Example SDSS postage stamp images for representative galaxies in Brians sample, placed according to their positions in our parameter space. Top panel shows face-on galaxies, bottom panel shows edge-on galaxies (the upper-leftmost bins are omitted in the bottom panel since there are very few highly flattened galaxies in this region of parameter space). Background contours show the overall galaxy distributions.
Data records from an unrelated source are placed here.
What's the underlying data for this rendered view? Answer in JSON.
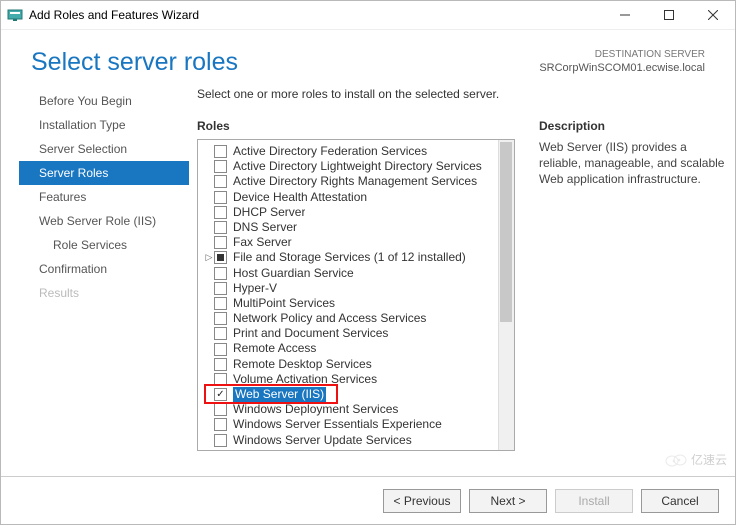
{
  "window": {
    "title": "Add Roles and Features Wizard"
  },
  "header": {
    "title": "Select server roles",
    "dest_label": "DESTINATION SERVER",
    "dest_server": "SRCorpWinSCOM01.ecwise.local"
  },
  "sidebar": {
    "items": [
      {
        "label": "Before You Begin",
        "state": "normal"
      },
      {
        "label": "Installation Type",
        "state": "normal"
      },
      {
        "label": "Server Selection",
        "state": "normal"
      },
      {
        "label": "Server Roles",
        "state": "selected"
      },
      {
        "label": "Features",
        "state": "normal"
      },
      {
        "label": "Web Server Role (IIS)",
        "state": "normal"
      },
      {
        "label": "Role Services",
        "state": "sub"
      },
      {
        "label": "Confirmation",
        "state": "normal"
      },
      {
        "label": "Results",
        "state": "disabled"
      }
    ]
  },
  "main": {
    "instruction": "Select one or more roles to install on the selected server.",
    "roles_label": "Roles",
    "desc_label": "Description",
    "description": "Web Server (IIS) provides a reliable, manageable, and scalable Web application infrastructure.",
    "roles": [
      {
        "label": "Active Directory Federation Services",
        "checked": false
      },
      {
        "label": "Active Directory Lightweight Directory Services",
        "checked": false
      },
      {
        "label": "Active Directory Rights Management Services",
        "checked": false
      },
      {
        "label": "Device Health Attestation",
        "checked": false
      },
      {
        "label": "DHCP Server",
        "checked": false
      },
      {
        "label": "DNS Server",
        "checked": false
      },
      {
        "label": "Fax Server",
        "checked": false
      },
      {
        "label": "File and Storage Services (1 of 12 installed)",
        "checked": "partial",
        "expandable": true
      },
      {
        "label": "Host Guardian Service",
        "checked": false
      },
      {
        "label": "Hyper-V",
        "checked": false
      },
      {
        "label": "MultiPoint Services",
        "checked": false
      },
      {
        "label": "Network Policy and Access Services",
        "checked": false
      },
      {
        "label": "Print and Document Services",
        "checked": false
      },
      {
        "label": "Remote Access",
        "checked": false
      },
      {
        "label": "Remote Desktop Services",
        "checked": false
      },
      {
        "label": "Volume Activation Services",
        "checked": false
      },
      {
        "label": "Web Server (IIS)",
        "checked": true,
        "selected": true,
        "redbox": true
      },
      {
        "label": "Windows Deployment Services",
        "checked": false
      },
      {
        "label": "Windows Server Essentials Experience",
        "checked": false
      },
      {
        "label": "Windows Server Update Services",
        "checked": false
      }
    ]
  },
  "footer": {
    "previous": "< Previous",
    "next": "Next >",
    "install": "Install",
    "cancel": "Cancel"
  },
  "watermark": "亿速云"
}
Brian Devour has successfully defended his PhD thesis, entitled Dust and its Effects on Measures of Galaxy Properties. Brian uses near-IR and mid-IR survey datasets to select galaxies in an inclination-independent way and then quantifies how their properties change as a function of galaxy inclination as a non-parametric measure of attenuation. In addition to his two completed papers, Devour & Bell (2016; Global dust attenuation in disc galaxies: strong variation with specific star formation and stellar mass, and the importance of sample selection) and Devour & Bell (2017; Revealing strong bias in common measures of galaxy properties using new inclination-independent structures), Brian added two new chapters. One chapter carefully develops, tests and generates error estimates for his new inclination-independent galaxy structure metrics (the metric was introduced in Devour & Bell 2017). The other chapter carries out the first ever census of dust attenuation in disc galaxies as a simultaneous function of stellar mass, specific star formation rate, size and concentration. He finds that attenuation is a strong function of all parameters, but especially specific star formation rate and size. Because specific star formation rate and stellar mass are expected to control the stellar populations (through the star formation history and metallicity of galaxies), he can use the intercept of the color-inclination relation as a function of structural parameters to explore the effects of face-on dust. Simple scaling relation-based models in which dust optical depth scales only with gas density and metallicity, coupled with published radiative transfer simulations, reproduce the observed patterns in relative attenuation and face-on color with startling accuracy.
Congratulations, Brian!